Skip to main content

Custom Code Evaluator

Sometimes, the default evaluators in Agenta may not be sufficient for your specific use case. In such cases, you can create a custom evaluator to suit your specific needs. Custom evaluators are written in Python, JavaScript, or TypeScript.

Evaluation code

Your custom evaluator should include a function called evaluate with the following signature:

from typing import Dict

def evaluate(
app_params: Dict[str, str],
inputs: Dict[str, str],
output: str,
correct_answer: str
) -> float:

This function should return a float value representing the evaluation score. The score ranges from 0.0 to 1.0, where 0.0 indicates a failed evaluation and 1.0 indicates a perfect score.

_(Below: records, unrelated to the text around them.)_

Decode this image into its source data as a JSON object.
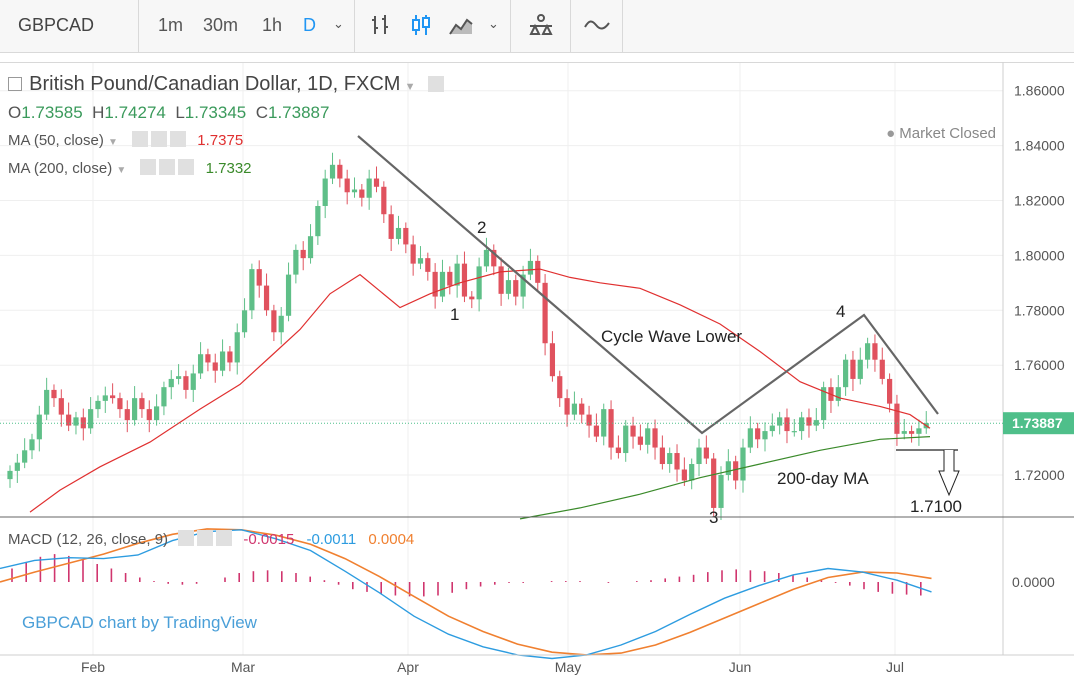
{
  "toolbar": {
    "symbol": "GBPCAD",
    "intervals": [
      "1m",
      "30m",
      "1h",
      "D"
    ],
    "active_interval": "D"
  },
  "legend": {
    "title": "British Pound/Canadian Dollar, 1D, FXCM",
    "market_status": "Market Closed",
    "ohlc": {
      "o_label": "O",
      "o": "1.73585",
      "h_label": "H",
      "h": "1.74274",
      "l_label": "L",
      "l": "1.73345",
      "c_label": "C",
      "c": "1.73887"
    },
    "ma50_label": "MA (50, close)",
    "ma50_value": "1.7375",
    "ma200_label": "MA (200, close)",
    "ma200_value": "1.7332",
    "macd_label": "MACD (12, 26, close, 9)",
    "macd_hist": "-0.0015",
    "macd_line": "-0.0011",
    "macd_signal": "0.0004",
    "watermark": "GBPCAD chart by TradingView"
  },
  "colors": {
    "up": "#5fbf88",
    "down": "#e0525e",
    "ma50": "#e03030",
    "ma200": "#3a8a2a",
    "macd": "#2d9ce0",
    "signal": "#f08030",
    "hist": "#d0356e",
    "price_tag": "#4fbf8a"
  },
  "chart_data": [
    {
      "type": "candlestick",
      "title": "British Pound/Canadian Dollar, 1D, FXCM",
      "x_tick_labels": [
        "Feb",
        "Mar",
        "Apr",
        "May",
        "Jun",
        "Jul"
      ],
      "y_tick_labels": [
        "1.72000",
        "1.74000",
        "1.76000",
        "1.78000",
        "1.80000",
        "1.82000",
        "1.84000",
        "1.86000"
      ],
      "ylim": [
        1.704,
        1.866
      ],
      "last_price_label": "1.73887",
      "closes": [
        1.7215,
        1.7245,
        1.729,
        1.733,
        1.742,
        1.751,
        1.748,
        1.742,
        1.738,
        1.741,
        1.737,
        1.744,
        1.747,
        1.749,
        1.748,
        1.744,
        1.74,
        1.748,
        1.744,
        1.74,
        1.745,
        1.752,
        1.755,
        1.756,
        1.751,
        1.757,
        1.764,
        1.761,
        1.758,
        1.765,
        1.761,
        1.772,
        1.78,
        1.795,
        1.789,
        1.78,
        1.772,
        1.778,
        1.793,
        1.802,
        1.799,
        1.807,
        1.818,
        1.828,
        1.833,
        1.828,
        1.823,
        1.824,
        1.821,
        1.828,
        1.825,
        1.815,
        1.806,
        1.81,
        1.804,
        1.797,
        1.799,
        1.794,
        1.785,
        1.794,
        1.789,
        1.797,
        1.785,
        1.784,
        1.796,
        1.802,
        1.796,
        1.786,
        1.791,
        1.785,
        1.793,
        1.798,
        1.79,
        1.768,
        1.756,
        1.748,
        1.742,
        1.746,
        1.742,
        1.738,
        1.734,
        1.744,
        1.73,
        1.728,
        1.738,
        1.734,
        1.731,
        1.737,
        1.73,
        1.724,
        1.728,
        1.722,
        1.718,
        1.724,
        1.73,
        1.726,
        1.708,
        1.72,
        1.725,
        1.718,
        1.73,
        1.737,
        1.733,
        1.736,
        1.738,
        1.741,
        1.736,
        1.736,
        1.741,
        1.738,
        1.74,
        1.752,
        1.747,
        1.752,
        1.762,
        1.755,
        1.762,
        1.768,
        1.762,
        1.755,
        1.746,
        1.735,
        1.736,
        1.735,
        1.737,
        1.7389
      ],
      "series": [
        {
          "name": "MA (50, close)",
          "points": [
            [
              30,
              1.7065
            ],
            [
              60,
              1.7145
            ],
            [
              100,
              1.723
            ],
            [
              150,
              1.732
            ],
            [
              200,
              1.744
            ],
            [
              240,
              1.753
            ],
            [
              270,
              1.763
            ],
            [
              300,
              1.773
            ],
            [
              330,
              1.786
            ],
            [
              360,
              1.793
            ],
            [
              400,
              1.781
            ],
            [
              430,
              1.786
            ],
            [
              460,
              1.79
            ],
            [
              500,
              1.794
            ],
            [
              540,
              1.795
            ],
            [
              570,
              1.792
            ],
            [
              600,
              1.79
            ],
            [
              640,
              1.788
            ],
            [
              680,
              1.782
            ],
            [
              720,
              1.775
            ],
            [
              760,
              1.765
            ],
            [
              800,
              1.754
            ],
            [
              840,
              1.748
            ],
            [
              880,
              1.745
            ],
            [
              910,
              1.742
            ],
            [
              930,
              1.737
            ]
          ]
        },
        {
          "name": "MA (200, close)",
          "points": [
            [
              520,
              1.704
            ],
            [
              580,
              1.708
            ],
            [
              640,
              1.713
            ],
            [
              700,
              1.719
            ],
            [
              760,
              1.724
            ],
            [
              820,
              1.729
            ],
            [
              880,
              1.733
            ],
            [
              930,
              1.734
            ]
          ]
        }
      ],
      "annotations": [
        {
          "text": "1",
          "x": 65,
          "y": 1.7825
        },
        {
          "text": "2",
          "x": 77,
          "y": 1.806
        },
        {
          "text": "3",
          "x": 104,
          "y": 1.705
        },
        {
          "text": "4",
          "x": 118,
          "y": 1.7815
        },
        {
          "text": "Cycle Wave Lower",
          "x": 87,
          "y": 1.7645
        },
        {
          "text": "200-day MA",
          "x": 112,
          "y": 1.7195
        },
        {
          "text": "1.7100",
          "x": 136,
          "y": 1.709
        }
      ]
    },
    {
      "type": "macd",
      "title": "MACD (12, 26, close, 9)",
      "y_tick_labels": [
        "0.0000"
      ],
      "histogram": [
        0.0015,
        0.0022,
        0.0028,
        0.0031,
        0.0029,
        0.0025,
        0.002,
        0.0015,
        0.001,
        0.0005,
        0.0001,
        -0.0002,
        -0.0003,
        -0.0002,
        0.0,
        0.0005,
        0.001,
        0.0012,
        0.0013,
        0.0012,
        0.001,
        0.0006,
        0.0002,
        -0.0003,
        -0.0008,
        -0.0011,
        -0.0013,
        -0.0015,
        -0.0016,
        -0.0016,
        -0.0015,
        -0.0012,
        -0.0008,
        -0.0005,
        -0.0003,
        -0.0001,
        -0.0001,
        0.0,
        0.0001,
        0.0001,
        0.0001,
        0.0,
        -0.0001,
        0.0,
        0.0001,
        0.0002,
        0.0004,
        0.0006,
        0.0008,
        0.0011,
        0.0013,
        0.0014,
        0.0013,
        0.0012,
        0.001,
        0.0008,
        0.0005,
        0.0002,
        -0.0001,
        -0.0004,
        -0.0008,
        -0.0011,
        -0.0013,
        -0.0014,
        -0.0015
      ],
      "macd_line": [
        0.0015,
        0.0024,
        0.0027,
        0.0026,
        0.003,
        0.0046,
        0.0056,
        0.0058,
        0.0048,
        0.0035,
        0.0012,
        -0.0012,
        -0.0038,
        -0.0058,
        -0.0072,
        -0.0081,
        -0.0085,
        -0.0081,
        -0.007,
        -0.0055,
        -0.0036,
        -0.0018,
        -0.0004,
        0.0008,
        0.0015,
        0.0011,
        0.0002,
        -0.0011
      ],
      "signal_line": [
        0.0,
        0.0011,
        0.0021,
        0.0031,
        0.0043,
        0.0053,
        0.0059,
        0.0058,
        0.0052,
        0.0042,
        0.0026,
        0.0006,
        -0.0016,
        -0.0038,
        -0.0055,
        -0.0069,
        -0.0078,
        -0.0081,
        -0.0079,
        -0.007,
        -0.0056,
        -0.004,
        -0.0024,
        -0.0008,
        0.0005,
        0.0011,
        0.001,
        0.0004
      ]
    }
  ]
}
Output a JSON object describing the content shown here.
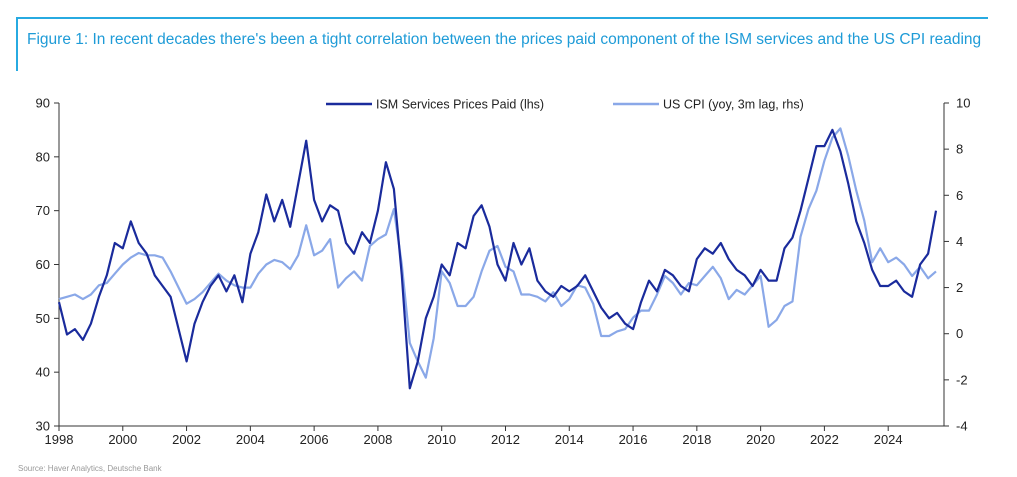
{
  "caption": "Figure 1: In recent decades there's been a tight correlation between the prices paid component of the ISM services and the US CPI reading",
  "source": "Source: Haver Analytics, Deutsche Bank",
  "chart_data": {
    "type": "line",
    "title": "Figure 1: In recent decades there's been a tight correlation between the prices paid component of the ISM services and the US CPI reading",
    "x_range": [
      1998,
      2025.75
    ],
    "x_ticks": [
      1998,
      2000,
      2002,
      2004,
      2006,
      2008,
      2010,
      2012,
      2014,
      2016,
      2018,
      2020,
      2022,
      2024
    ],
    "y_left": {
      "range": [
        30,
        90
      ],
      "ticks": [
        30,
        40,
        50,
        60,
        70,
        80,
        90
      ]
    },
    "y_right": {
      "range": [
        -4,
        10
      ],
      "ticks": [
        -4,
        -2,
        0,
        2,
        4,
        6,
        8,
        10
      ]
    },
    "legend_position": "top",
    "grid": false,
    "series": [
      {
        "name": "ISM Services Prices Paid (lhs)",
        "axis": "left",
        "color": "#1a2b9c",
        "x": [
          1998.0,
          1998.25,
          1998.5,
          1998.75,
          1999.0,
          1999.25,
          1999.5,
          1999.75,
          2000.0,
          2000.25,
          2000.5,
          2000.75,
          2001.0,
          2001.25,
          2001.5,
          2001.75,
          2002.0,
          2002.25,
          2002.5,
          2002.75,
          2003.0,
          2003.25,
          2003.5,
          2003.75,
          2004.0,
          2004.25,
          2004.5,
          2004.75,
          2005.0,
          2005.25,
          2005.5,
          2005.75,
          2006.0,
          2006.25,
          2006.5,
          2006.75,
          2007.0,
          2007.25,
          2007.5,
          2007.75,
          2008.0,
          2008.25,
          2008.5,
          2008.75,
          2009.0,
          2009.25,
          2009.5,
          2009.75,
          2010.0,
          2010.25,
          2010.5,
          2010.75,
          2011.0,
          2011.25,
          2011.5,
          2011.75,
          2012.0,
          2012.25,
          2012.5,
          2012.75,
          2013.0,
          2013.25,
          2013.5,
          2013.75,
          2014.0,
          2014.25,
          2014.5,
          2014.75,
          2015.0,
          2015.25,
          2015.5,
          2015.75,
          2016.0,
          2016.25,
          2016.5,
          2016.75,
          2017.0,
          2017.25,
          2017.5,
          2017.75,
          2018.0,
          2018.25,
          2018.5,
          2018.75,
          2019.0,
          2019.25,
          2019.5,
          2019.75,
          2020.0,
          2020.25,
          2020.5,
          2020.75,
          2021.0,
          2021.25,
          2021.5,
          2021.75,
          2022.0,
          2022.25,
          2022.5,
          2022.75,
          2023.0,
          2023.25,
          2023.5,
          2023.75,
          2024.0,
          2024.25,
          2024.5,
          2024.75,
          2025.0,
          2025.25,
          2025.5
        ],
        "values": [
          53,
          47,
          48,
          46,
          49,
          54,
          58,
          64,
          63,
          68,
          64,
          62,
          58,
          56,
          54,
          48,
          42,
          49,
          53,
          56,
          58,
          55,
          58,
          53,
          62,
          66,
          73,
          68,
          72,
          67,
          75,
          83,
          72,
          68,
          71,
          70,
          64,
          62,
          66,
          64,
          70,
          79,
          74,
          58,
          37,
          42,
          50,
          54,
          60,
          58,
          64,
          63,
          69,
          71,
          67,
          60,
          57,
          64,
          60,
          63,
          57,
          55,
          54,
          56,
          55,
          56,
          58,
          55,
          52,
          50,
          51,
          49,
          48,
          53,
          57,
          55,
          59,
          58,
          56,
          55,
          61,
          63,
          62,
          64,
          61,
          59,
          58,
          56,
          59,
          57,
          57,
          63,
          65,
          70,
          76,
          82,
          82,
          85,
          81,
          75,
          68,
          64,
          59,
          56,
          56,
          57,
          55,
          54,
          60,
          62,
          70
        ]
      },
      {
        "name": "US CPI (yoy, 3m lag, rhs)",
        "axis": "right",
        "color": "#8aa8e8",
        "x": [
          1998.0,
          1998.25,
          1998.5,
          1998.75,
          1999.0,
          1999.25,
          1999.5,
          1999.75,
          2000.0,
          2000.25,
          2000.5,
          2000.75,
          2001.0,
          2001.25,
          2001.5,
          2001.75,
          2002.0,
          2002.25,
          2002.5,
          2002.75,
          2003.0,
          2003.25,
          2003.5,
          2003.75,
          2004.0,
          2004.25,
          2004.5,
          2004.75,
          2005.0,
          2005.25,
          2005.5,
          2005.75,
          2006.0,
          2006.25,
          2006.5,
          2006.75,
          2007.0,
          2007.25,
          2007.5,
          2007.75,
          2008.0,
          2008.25,
          2008.5,
          2008.75,
          2009.0,
          2009.25,
          2009.5,
          2009.75,
          2010.0,
          2010.25,
          2010.5,
          2010.75,
          2011.0,
          2011.25,
          2011.5,
          2011.75,
          2012.0,
          2012.25,
          2012.5,
          2012.75,
          2013.0,
          2013.25,
          2013.5,
          2013.75,
          2014.0,
          2014.25,
          2014.5,
          2014.75,
          2015.0,
          2015.25,
          2015.5,
          2015.75,
          2016.0,
          2016.25,
          2016.5,
          2016.75,
          2017.0,
          2017.25,
          2017.5,
          2017.75,
          2018.0,
          2018.25,
          2018.5,
          2018.75,
          2019.0,
          2019.25,
          2019.5,
          2019.75,
          2020.0,
          2020.25,
          2020.5,
          2020.75,
          2021.0,
          2021.25,
          2021.5,
          2021.75,
          2022.0,
          2022.25,
          2022.5,
          2022.75,
          2023.0,
          2023.25,
          2023.5,
          2023.75,
          2024.0,
          2024.25,
          2024.5,
          2024.75,
          2025.0,
          2025.25,
          2025.5
        ],
        "values": [
          1.5,
          1.6,
          1.7,
          1.5,
          1.7,
          2.1,
          2.2,
          2.6,
          3.0,
          3.3,
          3.5,
          3.4,
          3.4,
          3.3,
          2.7,
          2.0,
          1.3,
          1.5,
          1.8,
          2.2,
          2.6,
          2.3,
          2.1,
          2.0,
          2.0,
          2.6,
          3.0,
          3.2,
          3.1,
          2.8,
          3.4,
          4.7,
          3.4,
          3.6,
          4.1,
          2.0,
          2.4,
          2.7,
          2.3,
          3.8,
          4.1,
          4.3,
          5.4,
          3.0,
          -0.4,
          -1.2,
          -1.9,
          -0.2,
          2.7,
          2.2,
          1.2,
          1.2,
          1.6,
          2.7,
          3.6,
          3.8,
          2.9,
          2.7,
          1.7,
          1.7,
          1.6,
          1.4,
          1.8,
          1.2,
          1.5,
          2.1,
          2.0,
          1.3,
          -0.1,
          -0.1,
          0.1,
          0.2,
          0.7,
          1.0,
          1.0,
          1.7,
          2.5,
          2.2,
          1.7,
          2.2,
          2.1,
          2.5,
          2.9,
          2.4,
          1.5,
          1.9,
          1.7,
          2.1,
          2.5,
          0.3,
          0.6,
          1.2,
          1.4,
          4.2,
          5.4,
          6.2,
          7.5,
          8.5,
          8.9,
          7.7,
          6.2,
          4.9,
          3.1,
          3.7,
          3.1,
          3.3,
          3.0,
          2.5,
          2.9,
          2.4,
          2.7
        ]
      }
    ]
  }
}
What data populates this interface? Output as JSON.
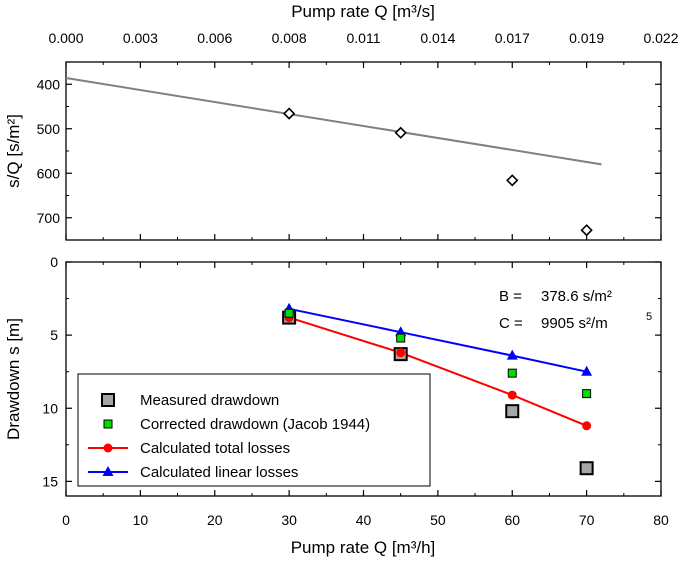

The function parameters are:

  1. app_params: A dictionary containing the configuration of the app. This would include the prompt, model and all the other parameters specified in the playground with the same naming.
  2. inputs: A dictionary containing the inputs of the app.
  3. output: The generated output of the app.
  4. correct_answer: The correct answer of the app.

Here's an example implementation of an exact match evaluator:

from typing import Dict

def evaluate(
app_params: Dict[str, str],
inputs: Dict[str, str],
output: str,
correct_answer: str
) -> float:
return 1 if output == correct_answer else 0